Ghan Posted August 14, 2016 Posted August 14, 2016 Greetings! So I've been doing some looking around at our board's performance and one of the things I've noticed comes from the slow query log. I see queries like this appearing frequently in the slow query log: SELECT msg_id FROM `core_message_posts` WHERE msg_topic_id=1269 ORDER BY msg_date desc LIMIT 0,1; When I run an EXPLAIN against this query, the engine returns a very reasonable result that makes me wonder why it is appearing in the slow log (> 10 seconds needed for execution). However, the slow log tells a completely different story: # Query_time: 11.201518 Lock_time: 0.000019 Rows_sent: 1 Rows_examined: 4144139 4144139 rows?? What is going on here? Well, what's going on is that MySQL is being silly and making the wrong decision on which index to use. It is trying to use the DATE index before using the TOPIC ID index. This means that it ends up getting a sorted index of the table by date, then having to do a full table scan (or close to it) to find the topics of interest out of the list based on the topic id. If I explicitly instruct MySQL to use the correct index, it works fine: This is probably only noticeable because we have so many posts, but noticeable it is, because queries that take 10+ seconds to execute aren't nice at all. I might be able to fix this by creating a new index on both columns simultaneously since the existing indices are only on single columns, but I'm not enough of an expert in the MySQL query planner to know for sure if this would work. Is there another way I can get MySQL to realize it's choosing the wrong index? Does anyone know what part of the code generates this query? I'm quite new to IPB so I don't really know anything about the code base. It could be that simply adding FORCE INDEX would be the best fix, but I'd prefer not to be so heavy-handed as that. Thanks for any insight or advice!
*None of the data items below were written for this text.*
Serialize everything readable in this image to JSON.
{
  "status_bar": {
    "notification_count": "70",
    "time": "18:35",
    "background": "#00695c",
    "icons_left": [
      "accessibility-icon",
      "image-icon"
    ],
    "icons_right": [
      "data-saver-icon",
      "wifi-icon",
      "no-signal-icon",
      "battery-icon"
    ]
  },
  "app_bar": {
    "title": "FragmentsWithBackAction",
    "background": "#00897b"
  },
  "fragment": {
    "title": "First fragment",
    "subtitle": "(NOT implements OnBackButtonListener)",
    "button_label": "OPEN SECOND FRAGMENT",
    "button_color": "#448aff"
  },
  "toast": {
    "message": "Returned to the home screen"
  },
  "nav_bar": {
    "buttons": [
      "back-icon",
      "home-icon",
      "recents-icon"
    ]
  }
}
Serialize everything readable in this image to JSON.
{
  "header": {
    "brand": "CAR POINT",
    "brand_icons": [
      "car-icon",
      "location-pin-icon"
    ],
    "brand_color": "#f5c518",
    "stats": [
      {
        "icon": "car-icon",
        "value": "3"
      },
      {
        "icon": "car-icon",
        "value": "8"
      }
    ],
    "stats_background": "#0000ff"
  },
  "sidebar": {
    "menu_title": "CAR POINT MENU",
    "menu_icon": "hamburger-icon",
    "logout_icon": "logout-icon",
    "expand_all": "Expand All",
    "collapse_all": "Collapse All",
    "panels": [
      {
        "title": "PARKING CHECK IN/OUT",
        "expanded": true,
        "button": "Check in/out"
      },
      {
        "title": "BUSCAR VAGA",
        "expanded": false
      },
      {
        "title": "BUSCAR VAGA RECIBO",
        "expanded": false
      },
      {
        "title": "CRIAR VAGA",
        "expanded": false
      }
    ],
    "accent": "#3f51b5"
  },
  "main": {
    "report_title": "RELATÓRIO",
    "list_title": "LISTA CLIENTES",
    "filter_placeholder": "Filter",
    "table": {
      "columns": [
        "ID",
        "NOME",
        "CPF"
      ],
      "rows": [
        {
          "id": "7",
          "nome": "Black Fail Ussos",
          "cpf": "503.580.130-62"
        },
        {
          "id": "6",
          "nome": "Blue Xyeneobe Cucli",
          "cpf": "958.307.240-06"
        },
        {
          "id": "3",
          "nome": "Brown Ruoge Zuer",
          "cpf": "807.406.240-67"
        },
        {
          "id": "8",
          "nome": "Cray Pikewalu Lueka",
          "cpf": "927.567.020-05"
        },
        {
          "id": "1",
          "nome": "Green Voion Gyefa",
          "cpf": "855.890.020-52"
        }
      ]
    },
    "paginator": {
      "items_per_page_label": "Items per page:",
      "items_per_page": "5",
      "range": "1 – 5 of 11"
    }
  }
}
RevengeFNF Posted August 14, 2016 Posted August 14, 2016 I just made the test against MariaDB 10.1.16 and its working fine here. So its something related to MySQL 5.7. Are you changing values for the Query Optimizer in your my.cnf? PS: You can open a bug report and a IPS Staff member will look at it. I also did have a similar problem in the optimizer in MariaDB a few weeks ago. I opened a bug report with MariaDB and they fixed it: https://jira.mariadb.org/browse/MDEV-10325
Ghan Posted August 14, 2016 Author Posted August 14, 2016 I'm now using MariaDB 10.1.16, so that's very interesting. I don't have anything in my.cnf that I know to be changing the query planner. I do have quite a few directives in there, but nothing that appears to be changing the behavior of the planner.
RevengeFNF Posted August 14, 2016 Posted August 14, 2016 1 minute ago, Ghan said: I'm now using MariaDB 10.1.16, so that's very interesting. I don't have anything in my.cnf that I know to be changing the query planner. I do have quite a few directives in there, but nothing that appears to be changing the behavior of the planner. If you are using MariaDB, open a bug report in their Jira like i did. They will look at it to find the reason why the query planner is not making the best decision.